Ich finde das immer verwirrend. Heterosexuelle Typen nennen jemanden, den sie für schwach oder seltsam halten, im selben Tonfall „Weichei“, in dem sie „Schwuchtel“ sagen. Ich habe immer gedacht, dass sie Mädchen auf dieselbe Stufe stellen wie Schwule. Das ist wirklich ein trauriger Gedanke. Ich meine, „Du Weichei“ und „Du Schwuchtel“ können auf genau dieselbe Situation angewendet werden, wie auf ein Kind, das nicht am Seil hochklettern kann. Völlig austauschbar. Ich glaube nicht, dass Heterosexuelle viel Respekt vor anderen haben. Ich nehme an, dass 374 Heterosexuelle 42 Schwule überwältigen, aber das macht sie nicht besser, sondern nur stärker und lauter.
Ich ging in den Psychologiekurs und machte mir Sorgen um meine Prüfungsnote. Ich brauchte unbedingt eine Eins oder Zwei, um meine Note zu halten. Mr. Cantor war immer fair und gab für originelle Gedanken ein paar Extrapunkte. Ich hoffe, ich hatte ein paar davon.
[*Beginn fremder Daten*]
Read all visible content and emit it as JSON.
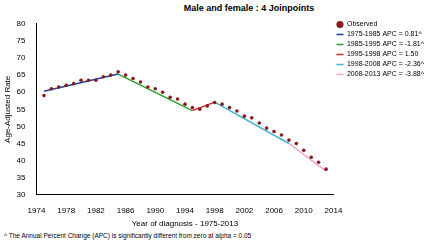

Als er die Reihen auf und ab ging und die Blätter zurückgab, sah ich Aarons leeren Tisch. Ich war zu sehr um meine Note besorgt, um darüber nachzudenken, warum er nicht da war. Mr. Cantor gab mir meinen Test, und ich sah oben eine große rote Eins. Grinsend blickte ich auf und sah ihn lächeln. Er hatte geschrieben: „Denk weiter nach, Billy!!“
Ich sah ihm zu, wie er die Reihen fertigstellte und mit einem seltsamen Gesichtsausdruck neben Aarons Schreibtisch zögerte. Das brachte mir den leeren Schreibtisch wieder in den Sinn. Aaron musste wirklich krank sein. Wäre er einer meiner engen Freunde gewesen, wäre ich nach der Schule vorbeigefahren, um nach ihm zu sehen und ihm die Hausaufgaben zu bringen, aber er und ich hatten uns jahrelang nicht mehr so nahegestanden. Ich dachte, einer seiner Freunde würde sich darum kümmern.
Dann brachte Mr. Cantor mein Gehirn zurück in den Unterricht. Was er sagte, überraschte mich, aber ich fand es total cool. Ich wünschte, ich hätte etwas anderes gemacht. Ich beneidete Aaron darum, dass er etwas Lustiges machen durfte.
„Aaron Sorensen wird für ein paar Wochen weg sein. Sein Onkel hatte einen Herzinfarkt und er hilft auf der Ranch seines Onkels.“
In den nächsten Tagen kursierten Gerüchte über Aaron in den Fluren. Er hatte niemanden angerufen. Nicht einmal seiner Freundin Sissy hatte er es erzählt. Er war einfach weggegangen. Es war seltsam. Die Leute sagten, er sei in einer Drogenentzugsklinik; er säße im Gefängnis; er sei nach Kalifornien geflohen. Die Geschichten flüsterten ein paar Tage lang durch die Flure und verstummten dann. Wo immer Aaron Sorensen war, musste es mehr Spaß machen als hier. Die Schule war langweilig und das Leben langsam.